Visualizing the Confusion Matrix

Summary of terminologies in Confusion Matrix

Oct 15, 2017

2 mins

Confusion Matrix is a matrix built for binary classification problems. It is an important starting tool in understanding how well a binary classifier is performing and provides a whole bunch of metrics to be analysed and compared.

Here, I present an intuitive visualization given that most of the times the definition gets confusing.

How to read the visualization?🔗

Before we go ahead and read the visualization, let us remember the definitions.

True Negatives - All samples that were identified as negative labels and were truly negative
False Negatives - All samples that were identified as negative labels and were in fact positive
True Positives - All samples that were identified as positive labels and were truly positive
False Positives - All samples that were identified as positive labels and were in fact negative

Now, each array in the visualization above specifies the name of the metric that we are going to measure, and the start point of each ray represents the numerator of that metric and the span of the ray represents the summation of the adjacent terms.
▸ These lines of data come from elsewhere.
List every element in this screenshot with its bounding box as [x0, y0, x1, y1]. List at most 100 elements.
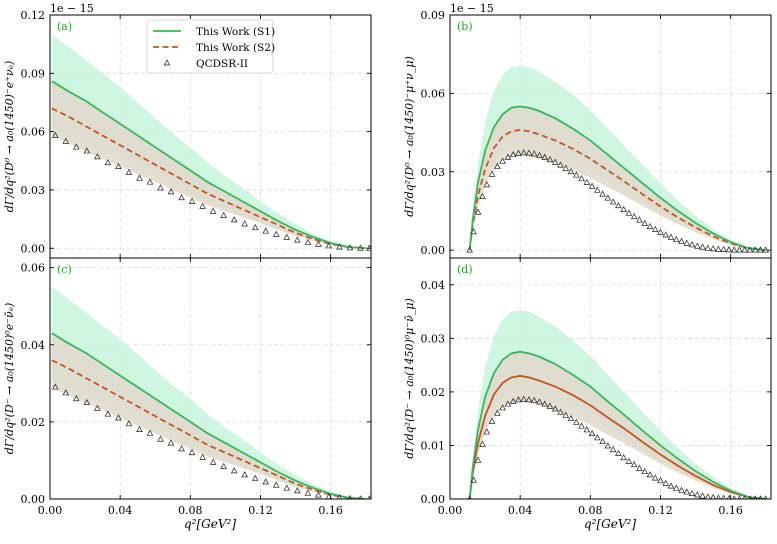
line-s1: [51, 80, 366, 250]
qcdsr-marker: [83, 147, 91, 154]
qcdsr-marker: [136, 425, 143, 432]
y-axis-label: dΓ/dq²(D⁻ → a₀(1450)⁰μ⁻ν̄_μ): [403, 298, 416, 459]
qcdsr-marker: [530, 150, 538, 157]
qcdsr-marker: [567, 168, 575, 175]
qcdsr-marker: [167, 188, 175, 195]
y-tick-label: 0.01: [421, 439, 446, 452]
qcdsr-marker: [188, 448, 196, 456]
x-axis-label-left: q²[GeV²]: [184, 517, 236, 531]
qcdsr-marker: [651, 474, 659, 481]
x-tick-label: 0.16: [718, 504, 743, 517]
qcdsr-marker: [699, 492, 706, 499]
qcdsr-marker: [651, 225, 659, 232]
legend-label-s2: This Work (S2): [196, 42, 275, 54]
qcdsr-marker: [525, 396, 533, 403]
qcdsr-marker: [615, 202, 622, 209]
qcdsr-marker: [125, 168, 133, 175]
qcdsr-marker: [220, 211, 227, 218]
axes-frame: [49, 257, 372, 500]
band-s1: [469, 65, 766, 251]
x-tick-label: 0.12: [648, 504, 673, 517]
y-tick-label: 0.04: [421, 279, 446, 292]
qcdsr-marker: [470, 228, 477, 235]
qcdsr-marker: [710, 493, 716, 499]
x-tick-label: 0.00: [38, 504, 63, 517]
qcdsr-marker: [272, 230, 280, 237]
qcdsr-marker: [479, 192, 486, 199]
qcdsr-marker: [474, 456, 482, 463]
qcdsr-marker: [347, 494, 353, 499]
qcdsr-marker: [620, 454, 627, 461]
qcdsr-marker: [578, 422, 585, 429]
qcdsr-marker: [715, 494, 721, 499]
y-tick-label: 0.00: [21, 242, 46, 255]
qcdsr-marker: [562, 164, 570, 171]
line-s1: [468, 350, 766, 499]
qcdsr-marker: [304, 489, 312, 496]
qcdsr-marker: [762, 246, 770, 253]
qcdsr-marker: [615, 449, 622, 456]
x-tick-label: 0.12: [248, 504, 273, 517]
line-s1: [468, 105, 766, 252]
qcdsr-marker: [573, 171, 580, 178]
qcdsr-marker: [325, 242, 333, 249]
qcdsr-marker: [494, 162, 501, 169]
x-tick-label: 0.08: [178, 504, 203, 517]
qcdsr-marker: [509, 397, 517, 404]
markers-qcdsr: [51, 131, 371, 251]
qcdsr-marker: [657, 228, 664, 235]
qcdsr-marker: [146, 429, 154, 436]
qcdsr-marker: [178, 445, 185, 452]
panel-label: (a): [57, 20, 72, 33]
qcdsr-marker: [688, 241, 696, 248]
qcdsr-marker: [488, 417, 496, 424]
qcdsr-marker: [504, 400, 512, 407]
qcdsr-marker: [94, 404, 101, 411]
qcdsr-marker: [499, 157, 506, 164]
qcdsr-marker: [641, 219, 648, 226]
y-tick-label: 0.00: [421, 493, 446, 506]
qcdsr-marker: [294, 487, 301, 494]
qcdsr-marker: [715, 245, 722, 252]
qcdsr-marker: [741, 246, 748, 253]
qcdsr-marker: [304, 238, 312, 245]
qcdsr-marker: [662, 231, 670, 238]
qcdsr-marker: [520, 395, 527, 402]
y-tick-label: 0.06: [21, 126, 46, 139]
qcdsr-marker: [694, 242, 701, 249]
y-tick-label: 0.03: [21, 184, 46, 197]
qcdsr-marker: [157, 184, 164, 191]
y-tick-label: 0.09: [421, 9, 446, 22]
qcdsr-marker: [199, 202, 206, 209]
qcdsr-marker: [704, 244, 712, 251]
qcdsr-marker: [515, 396, 522, 403]
qcdsr-marker: [251, 474, 259, 481]
qcdsr-marker: [474, 208, 482, 215]
qcdsr-marker: [667, 233, 675, 240]
y-tick-label: 0.04: [21, 339, 46, 352]
legend-swatch-qcdsr: [163, 59, 171, 66]
qcdsr-marker: [625, 457, 633, 464]
qcdsr-marker: [294, 236, 301, 243]
qcdsr-marker: [520, 149, 527, 156]
qcdsr-marker: [488, 170, 496, 177]
qcdsr-marker: [241, 471, 248, 478]
qcdsr-marker: [336, 494, 343, 499]
legend-label-s1: This Work (S1): [196, 26, 275, 38]
qcdsr-marker: [562, 411, 570, 418]
qcdsr-marker: [136, 174, 143, 181]
panel-label: (d): [457, 263, 473, 276]
plot-area: [467, 310, 768, 499]
qcdsr-marker: [646, 222, 654, 229]
qcdsr-marker: [730, 246, 738, 253]
qcdsr-marker: [515, 149, 522, 156]
qcdsr-marker: [466, 246, 473, 253]
band-overlap: [469, 106, 766, 251]
qcdsr-marker: [346, 244, 354, 251]
x-tick-label: 0.04: [108, 504, 133, 517]
qcdsr-marker: [315, 240, 322, 247]
qcdsr-marker: [357, 244, 364, 251]
qcdsr-marker: [94, 153, 101, 160]
qcdsr-marker: [336, 243, 343, 250]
Note that each metric is essentially a fraction.

Let us read the most popular ones from the visualization.

\text{Recall} = \frac{TP}{TP+FN}

\text{Precision} = \frac{TP}{TP+FP}

When are they useful?🔗

These metrics come in handy when trying to determine the best threshold to separate the positive classes from the negative classes in a binary classification problem.

For instance, a popular trade-off is the precision-recall trade-off which is realized in the graph below. Precision tends to be more wriggly by nature.
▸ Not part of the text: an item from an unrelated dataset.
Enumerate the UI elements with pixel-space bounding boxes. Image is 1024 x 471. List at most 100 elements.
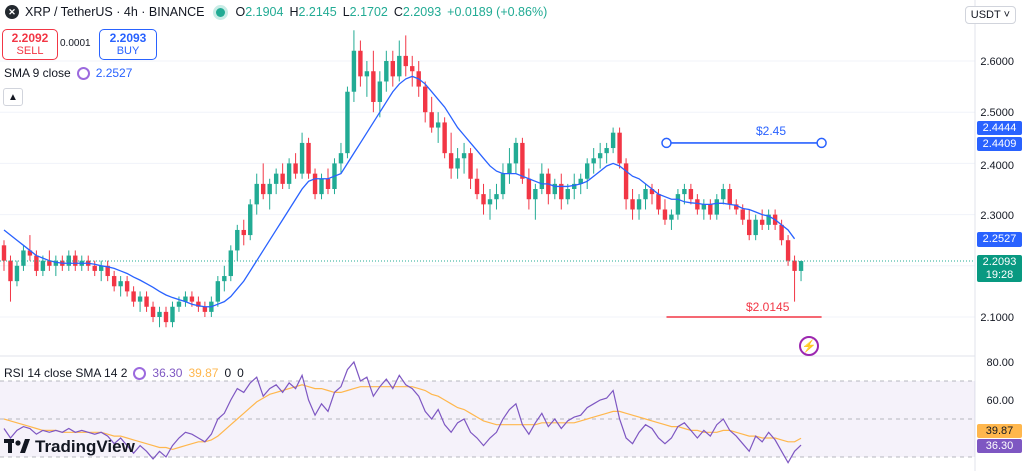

More simply we might just choose a Precision v/s Recall Curve. This curve shows that we still have scope for improvement towards the right as it suddenly shows a dip in precision with increase in recall.

Or another popular curve called the ROC-Curve which maps between the True Positive Rate and False Positive Rate. It can also be seen as the Sensitivity v/s 1-Specificity. The closer this curve is to the left-top corner, the better the classifier. Or alternatively, the closer the curve is to the center line, the more likely it is to be just as good as a random classifier.

The scope of what is useful when is more sample dependent but these curves should be a good starting point in the analysis of the first binary classifier that one builds.